Pelo fato de o termo ser ambíguo e pouco claro, a bioeconomia, dependendo de sua abordagem, pode também causar impactos negativos ao ambiente. Os pesquisadores apontam o exemplo da produção do fruto do açaí (Euterpe oleracea Mart.), que é o produto da bioeconomia mais proeminente da Amazônia e o primeiro a ultrapassar um valor de mercado de US$ 1 bilhão, em 2023, segundo o Instituto Brasileiro de Geografia e Estatística (IBGE).
“Ao mesmo tempo que a produção do fruto pode promover a conservação e o empoderamento local quando manejado de forma adequada, a rápida expansão do mercado tem levado à superexploração das florestas de várzea no estuário amazônico e à erosão da biodiversidade”, aponta a pesquisadora Ima Vieira, do Museu Paraense Emílio Goeldi, que também assina o artigo.
“A expansão das atividades de bioeconomia tem, portanto, o potencial de alterar drasticamente a Amazônia. A garantia de resultados positivos para as pessoas e a natureza dependerá de salvaguardas rigorosas. Em primeiro lugar, as definições e os princípios que sustentam a bioeconomia que traga benefícios para a sociedade e o ambiente devem ser padronizados”, afirma a cientista.
Para o pesquisador da Embrapa, Roberto Porro, que também assina a análise, o termo bioeconomia deve ser qualificado, e dar lugar ao conceito alternativo de sociobioeconomia. “Esta [a sociobioeconomia] leva em consideração a posição expressa por povos e comunidades tradicionais, que são os protagonistas da economia da floresta, enfatizando a geração de valor a partir de produtos da sociobiodiversidade e agrobiodiversidade amazônica”, reforça o cientista.
Porro acrescenta que as múltiplas expressões da sociobioeconomia amazônia constituem a abordagem em bioeconomia inclusiva por meio do qual a Embrapa busca reposicionar sua atuação na região. Os pilares dessa abordagem integram sistemas produtivos sustentáveis, valorização do conhecimento e modos de vidas locais, segurança alimentar, equidade e repartição de benefícios e redução da pobreza.
“O conceito de sociobioeconomia pode promover sistemas econômicos alternativos, em contraste com uma abordagem mercadológica tradicional, uma vez que está alinhado com as relações harmoniosas entre as comunidades indígenas, locais e tradicionais e o seu ambiente”, aponta o artigo.
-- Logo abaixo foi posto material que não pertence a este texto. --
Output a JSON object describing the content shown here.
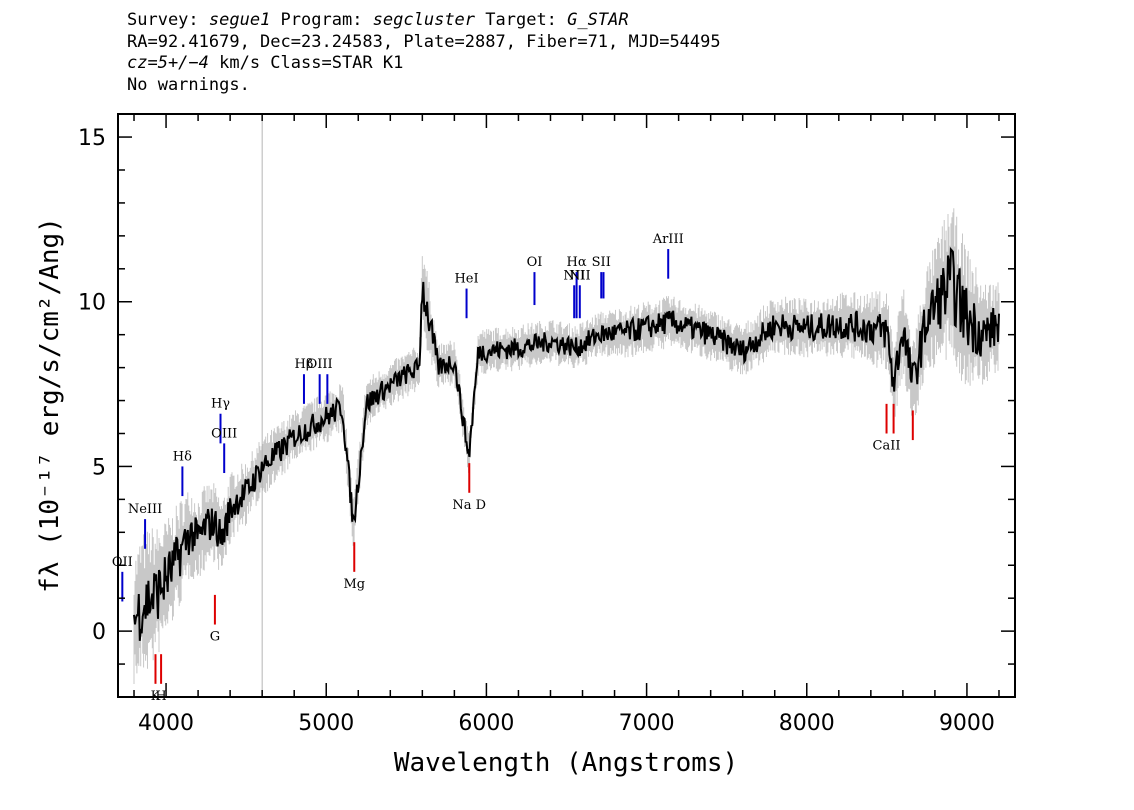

Mas os autores defendem que o termo esteja embasado nos valores de justiça, ética, inclusão social, conservação da biodiversidade, equilíbrio climático e conhecimento tradicional.
A lack of clarity on the bioeconomy concept might be harmful for Amazonian ecosystems and its people é assinado por Joice Ferreira e Roberto Porro (Embrapa Amazônia Oriental), Emilie Coudel e Marie-Gabrielle Piketty (Centre de coopération internationale en recherche agronomique pour le développement, CIRAD, França), Ricardo Abramovay (Universidade de São Paulo), Jos Barlow (Lancaster Environment Centre, Lancaster University, Reino Unido), Rachael Garrett (Cambridge University, Reino Unido), Alexander C. Lees (Manchester Metropolitan University, Reino Unido), Ima Vieira (Museu Paraense Emílio Goeldi, Belém, Brasil) e Kieran Withey (Universidade Federal de Pernambuco).